Gothel le fascinait et le terrifiait. Elle pouvait changer d’humeur en un clin d’oeil, il avait toujours peur qu’elle se mette en colère parce qu’elle pouvait avoir des mots extrêmement durs, de quoi ruiner toute trace de confiance en soi pour des années. De la même façon, tout aussi subitement, elle pouvait prononcer les paroles que vous aviez comme attendues toute votre vie.
Sa relation avec sa nouvelle mère était très autoritaire, basée davantage sur le respect que sur l'amour. Bien qu'elle sache parfaitement y faire avec les gosses, Gothel considérera toujours Maxence comme une sorte de pique assiette. Il ne présentait pas bien comme elle l'aurait voulu. Il la décevait tout le temps. Entre eux, ils élèvent très facilement la voix mais c'est toujours elle qui gagne et Maxence vient toujours s'excuser pour qu'elle puisse jouer la mère indignée.
Ils vivaient dans une espèce de cottage apocalyptique, plutôt à l’écart de l’épicentre de l’île parce que Gothel avait toujours préféré la campagne. C’était une espèce de vieux phare abandonné, proche du dôme. Maxence dormait tout en haut d’où il pouvait voir les étoiles et l’océan en s’explosant la tête et en écoutant de la musique fort. Il était complètement indépendant en dehors de ses obligations. Personne ne le surveillait jamais et il s’endormait souvent sur la plage, chez des potes ou dans le jardin.

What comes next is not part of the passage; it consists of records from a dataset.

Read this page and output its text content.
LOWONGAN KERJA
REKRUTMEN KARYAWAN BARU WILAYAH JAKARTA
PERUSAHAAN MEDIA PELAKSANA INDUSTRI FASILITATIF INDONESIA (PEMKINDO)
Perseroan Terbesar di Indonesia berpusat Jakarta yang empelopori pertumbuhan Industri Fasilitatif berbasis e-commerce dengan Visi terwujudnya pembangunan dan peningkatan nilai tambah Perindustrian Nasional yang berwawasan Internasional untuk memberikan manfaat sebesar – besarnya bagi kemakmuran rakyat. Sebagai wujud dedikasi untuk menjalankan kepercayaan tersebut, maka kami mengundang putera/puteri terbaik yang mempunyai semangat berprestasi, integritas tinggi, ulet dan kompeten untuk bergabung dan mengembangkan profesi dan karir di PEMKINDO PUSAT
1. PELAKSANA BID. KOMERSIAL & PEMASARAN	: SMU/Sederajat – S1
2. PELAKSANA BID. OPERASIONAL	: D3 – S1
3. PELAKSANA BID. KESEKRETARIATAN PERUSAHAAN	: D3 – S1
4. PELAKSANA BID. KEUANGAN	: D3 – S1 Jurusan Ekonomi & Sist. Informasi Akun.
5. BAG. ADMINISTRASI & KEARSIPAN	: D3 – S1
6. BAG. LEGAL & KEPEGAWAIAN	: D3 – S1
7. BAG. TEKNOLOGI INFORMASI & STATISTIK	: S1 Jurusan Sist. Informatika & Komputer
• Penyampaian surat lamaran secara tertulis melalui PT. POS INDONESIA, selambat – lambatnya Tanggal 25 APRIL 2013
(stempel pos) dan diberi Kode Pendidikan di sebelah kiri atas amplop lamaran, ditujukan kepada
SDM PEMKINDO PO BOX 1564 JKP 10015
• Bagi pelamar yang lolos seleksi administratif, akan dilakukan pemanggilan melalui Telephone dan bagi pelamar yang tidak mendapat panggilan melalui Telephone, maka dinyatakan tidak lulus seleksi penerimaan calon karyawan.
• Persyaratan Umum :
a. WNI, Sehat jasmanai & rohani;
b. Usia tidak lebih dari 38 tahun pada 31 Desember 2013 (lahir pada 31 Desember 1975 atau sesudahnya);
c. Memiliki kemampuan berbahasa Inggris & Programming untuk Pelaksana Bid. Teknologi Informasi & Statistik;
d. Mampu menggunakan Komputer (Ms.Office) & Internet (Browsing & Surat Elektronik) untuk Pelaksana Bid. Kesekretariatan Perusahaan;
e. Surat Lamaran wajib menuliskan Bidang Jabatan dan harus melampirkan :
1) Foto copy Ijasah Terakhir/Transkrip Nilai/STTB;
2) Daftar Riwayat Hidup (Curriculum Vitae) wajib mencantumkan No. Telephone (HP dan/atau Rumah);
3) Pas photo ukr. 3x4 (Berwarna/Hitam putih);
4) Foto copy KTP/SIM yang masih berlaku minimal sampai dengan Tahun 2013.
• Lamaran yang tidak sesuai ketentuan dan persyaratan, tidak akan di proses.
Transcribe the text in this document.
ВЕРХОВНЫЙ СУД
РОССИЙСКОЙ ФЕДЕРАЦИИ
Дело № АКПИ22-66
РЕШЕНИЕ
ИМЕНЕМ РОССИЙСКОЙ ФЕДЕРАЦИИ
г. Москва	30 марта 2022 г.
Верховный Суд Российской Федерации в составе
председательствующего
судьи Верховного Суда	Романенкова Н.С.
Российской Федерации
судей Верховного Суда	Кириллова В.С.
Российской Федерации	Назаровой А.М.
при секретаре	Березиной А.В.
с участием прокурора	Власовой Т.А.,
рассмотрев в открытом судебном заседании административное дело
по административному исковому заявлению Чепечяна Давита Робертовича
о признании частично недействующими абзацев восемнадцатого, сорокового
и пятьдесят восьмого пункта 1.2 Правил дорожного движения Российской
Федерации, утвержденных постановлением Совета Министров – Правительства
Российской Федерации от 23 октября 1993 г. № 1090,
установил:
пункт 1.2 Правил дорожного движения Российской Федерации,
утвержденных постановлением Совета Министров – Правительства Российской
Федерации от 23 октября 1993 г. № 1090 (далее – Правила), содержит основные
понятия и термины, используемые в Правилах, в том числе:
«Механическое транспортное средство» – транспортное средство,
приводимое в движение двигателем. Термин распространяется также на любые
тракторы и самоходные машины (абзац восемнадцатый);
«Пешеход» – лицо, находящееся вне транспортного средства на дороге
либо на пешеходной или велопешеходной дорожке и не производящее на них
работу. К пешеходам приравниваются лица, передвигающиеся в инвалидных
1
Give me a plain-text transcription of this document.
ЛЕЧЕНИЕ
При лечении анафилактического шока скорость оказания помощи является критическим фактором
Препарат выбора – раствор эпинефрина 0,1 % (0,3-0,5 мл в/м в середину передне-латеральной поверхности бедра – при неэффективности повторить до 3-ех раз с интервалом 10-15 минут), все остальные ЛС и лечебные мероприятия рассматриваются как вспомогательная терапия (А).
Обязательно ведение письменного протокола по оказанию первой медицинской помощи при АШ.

Naturellement il n’était pas l’élève le plus assidu de La Dragonne. Il avait commencé à boire et à fumer quand il allait chez son père puisque celui-ci menait une vie de glouton hédoniste en toute circonstance. Il avait quelques amis à l’école mais généralement les gens restaient méfiants avec lui parce que c’était vraiment un sale petit arnaqueur et il s’était déjà fait attraper la main dans le sac par des adultes tout un tas de fois.
Ginny grandissait et elle passait sa vie à hurler. Il lui semble qu’elle n’a jamais vraiment arrêté depuis. Il lui est déjà arrivé de mettre un tout petit peu de gin dans sa soupe pour qu’elle la ferme. Gothel en était très fière. Ginny lui ressemblait beaucoup et elle devenait très belle. La mère et la fille ont été beaucoup plus proche que Maxence ne l’a jamais été d’aucune des deux. D’ailleurs la seule chose que lui a dit Gothel avant son départ c’est de faire attention à sa sœur, à ce qu’elle ne devienne pas une proie pour ces guimauves de princesses. Il ne se faisait aucun souci pour cette petite garce.
Ginny et Maxence se disputaient énormément. Tout en ayant occasionnellement des moments de complicité et faisaient très fréquemment semblant de ne pas se connaître en public. A commencer par leurs premiers jours à Auradon Prep.
Dans les premiers jours, Maxence restait dans l’ombre de ses semblables, tout aussi impressionné qu’eux par les différences de paysage et de mode de vie d’Auradon. Tout sentait bon, tout était frais, tout le monde était si bien élevé… Il aperçu les héritiers de ceux qui étaient leurs ennemis traditionnels et toutes les formes de magie qui existaient lui tournait la tête. Ce monde est tellement beau qu’on ne voudrait jamais le quitter.